Morgan was born in 1919 in Stambaugh - now part of Iron River. He moved to Marquette in 1928. He was working as a desk clerk at the Northland Hotel, now The Landmark, when he got a letter from the draft board in May 1941.

When getting his physical exam in Marquette, he met the doctor's receptionist, Margaret Rozum. They dated all summer until September when he got a notice to report to duty at Camp Grant in Illinois. He was assigned to Armored Force School at Fort Knox, Ky.

After finishing basic training he had a ticket to come back to Marquette on furlough beginning Dec. 7, 1941 - the same day the Japanese attacked Pearl Harbor, officially thrusting the United States into World War II.

"All leave was supposed to be canceled but the captain said 'Hurry home and come back.' " he said. After returning from his furlough, Morgan went to Fort Benning, Ga., where he was assigned to Patton's headquarters.

In March 1942 the armored headquarters and 1st and 2nd armored divisions moved to the Mojave Desert in California. They trained there for about six months. During this time, Morgan returned to Marquette on a 10-day furlough over Easter and gave Margaret an engagement ring. It would be three and a half years before they saw each other again.

After training in the desert, the headquarters and divisions went to A.P. Hill, Va., then to Camp Kilmer, N.J. - the staging location for the U.S. invasion of North Africa.

"North Africa was bad because we weren't used to fighting in sand and the Germans were experts at it, and they almost wiped out the 1st Armored Division before the British came to help out," Morgan said.

After the Germans were defeated in North Africa, Morgan helped plan the invasion of Sicily.

"When we prepared for the battle of Sicily, I was on the invasion committee and they would give us the troop strength and then we had to determine how many of those people would be in battle, how many casualties there would be, what type of casualties and the medical personnel to take care of them," he said.

Morgan was also involved in the Allied invasion of southern France on Aug. 15, 1944. Being stationed in headquarters meant he didn't see much action.

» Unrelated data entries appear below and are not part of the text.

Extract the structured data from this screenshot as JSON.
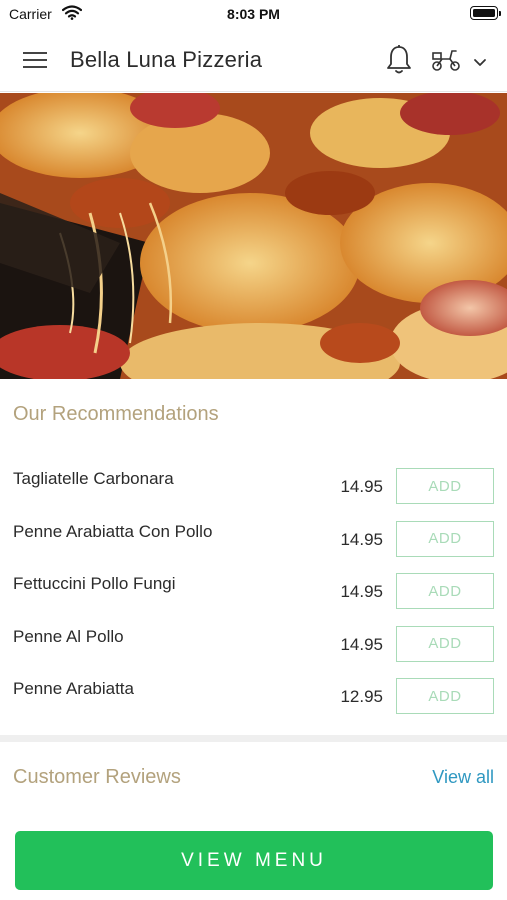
{
  "status_bar": {
    "carrier": "Carrier",
    "time": "8:03 PM"
  },
  "nav": {
    "title": "Bella Luna Pizzeria",
    "icons": [
      "hamburger-menu-icon",
      "bell-icon",
      "scooter-icon",
      "chevron-down-icon"
    ]
  },
  "hero": {
    "image": "cheesy-pizza-photo"
  },
  "recommendations": {
    "title": "Our Recommendations",
    "items": [
      {
        "name": "Tagliatelle Carbonara",
        "price": "14.95",
        "add_label": "ADD"
      },
      {
        "name": "Penne Arabiatta Con Pollo",
        "price": "14.95",
        "add_label": "ADD"
      },
      {
        "name": "Fettuccini Pollo Fungi",
        "price": "14.95",
        "add_label": "ADD"
      },
      {
        "name": "Penne Al Pollo",
        "price": "14.95",
        "add_label": "ADD"
      },
      {
        "name": "Penne Arabiatta",
        "price": "12.95",
        "add_label": "ADD"
      }
    ]
  },
  "reviews": {
    "title": "Customer Reviews",
    "view_all": "View all"
  },
  "footer": {
    "view_menu_label": "VIEW MENU"
  },
  "colors": {
    "accent_green": "#22c05a",
    "add_border": "#a9dbb8",
    "section_title": "#b3a27d",
    "link_blue": "#2f98c1"
  }
}
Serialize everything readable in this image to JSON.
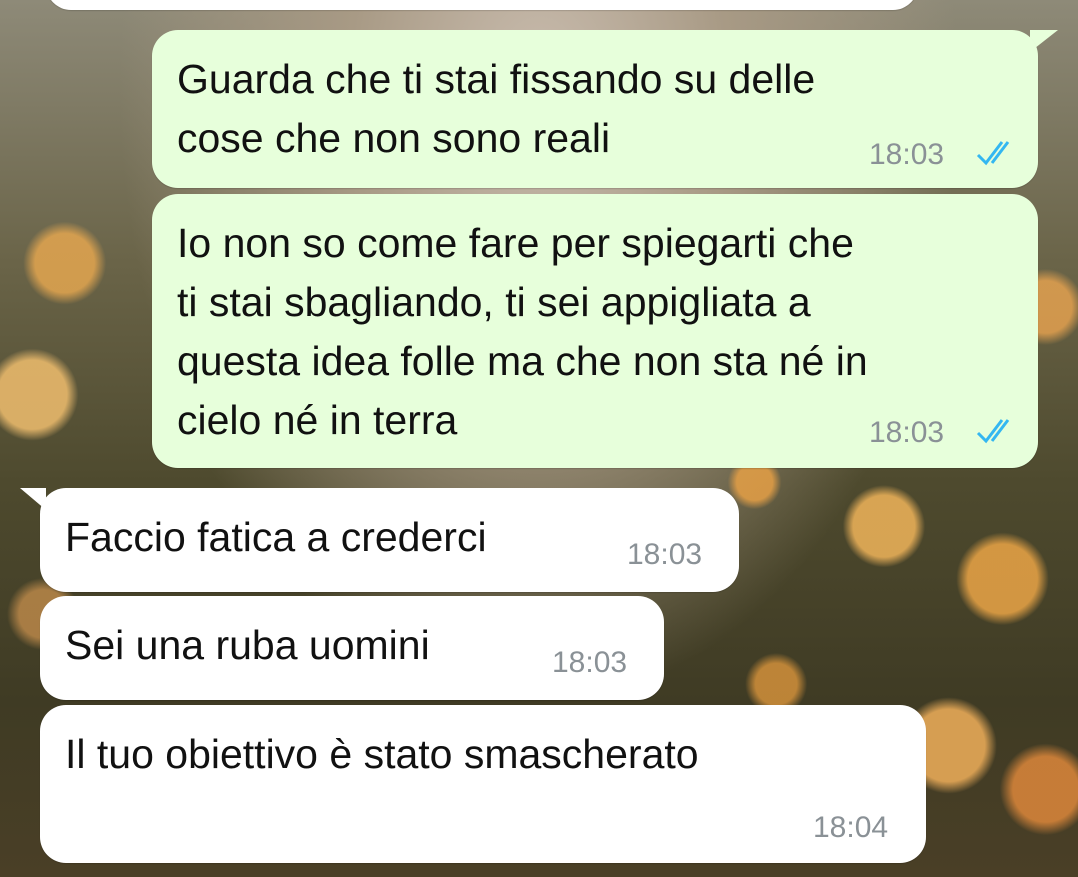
{
  "messages": [
    {
      "direction": "outgoing",
      "text": "Guarda che ti stai fissando su delle\ncose che non sono reali",
      "time": "18:03",
      "status_icon": "double-check-read-icon"
    },
    {
      "direction": "outgoing",
      "text": "Io non so come fare per spiegarti che\nti stai sbagliando, ti sei appigliata a\nquesta idea folle ma che non sta né in\ncielo né in terra",
      "time": "18:03",
      "status_icon": "double-check-read-icon"
    },
    {
      "direction": "incoming",
      "text": "Faccio fatica a crederci",
      "time": "18:03"
    },
    {
      "direction": "incoming",
      "text": "Sei una ruba uomini",
      "time": "18:03"
    },
    {
      "direction": "incoming",
      "text": "Il tuo obiettivo è stato smascherato",
      "time": "18:04"
    }
  ],
  "colors": {
    "outgoing_bubble": "#e7ffdb",
    "incoming_bubble": "#ffffff",
    "read_ticks": "#34b7f1",
    "timestamp": "#8a9196"
  }
}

During the invasion Morgan was "on a British boat and we had a menu and a martre d'. We anchored out five miles and watched the invasion. At 4 o'clock we had tea."

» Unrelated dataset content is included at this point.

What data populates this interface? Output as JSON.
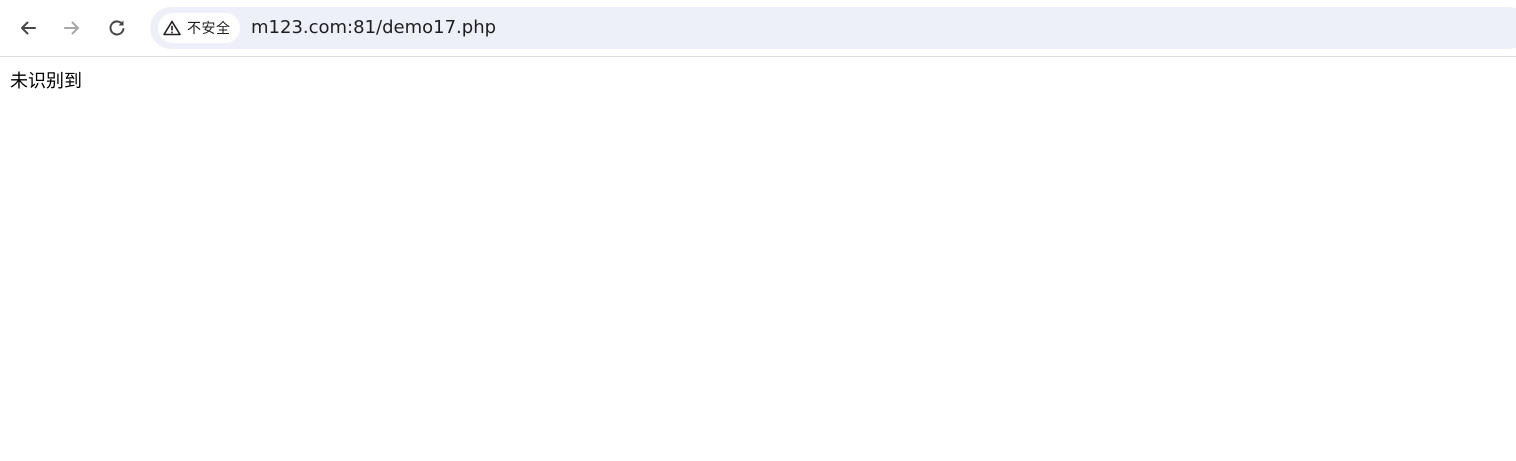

That's not to say Morgan didn't see any horrors. In April 1945 he came face-to-face with part of the Nazi's "Final Solution" for Europe's Jewish population - the Dachau Concentration Camp.

"The worst part was when we got into Germany and they had these concentration camps. I was in there the day after they liberated Dachau ... when we got there they still had 32,000 people there, waiting for the gas chamber," Morgan said.

He said after inspecting the camp with a lieutenant they both ran for the exit in fear the gate would be closed before they got out.

"It was just terrible. You can't explain it," he said.

Morgan finally got back home to the U.P. in November 1945 and he and Margaret married in January 1946. He then went to work for the Michigan Employment Security Commission and retired in 1978.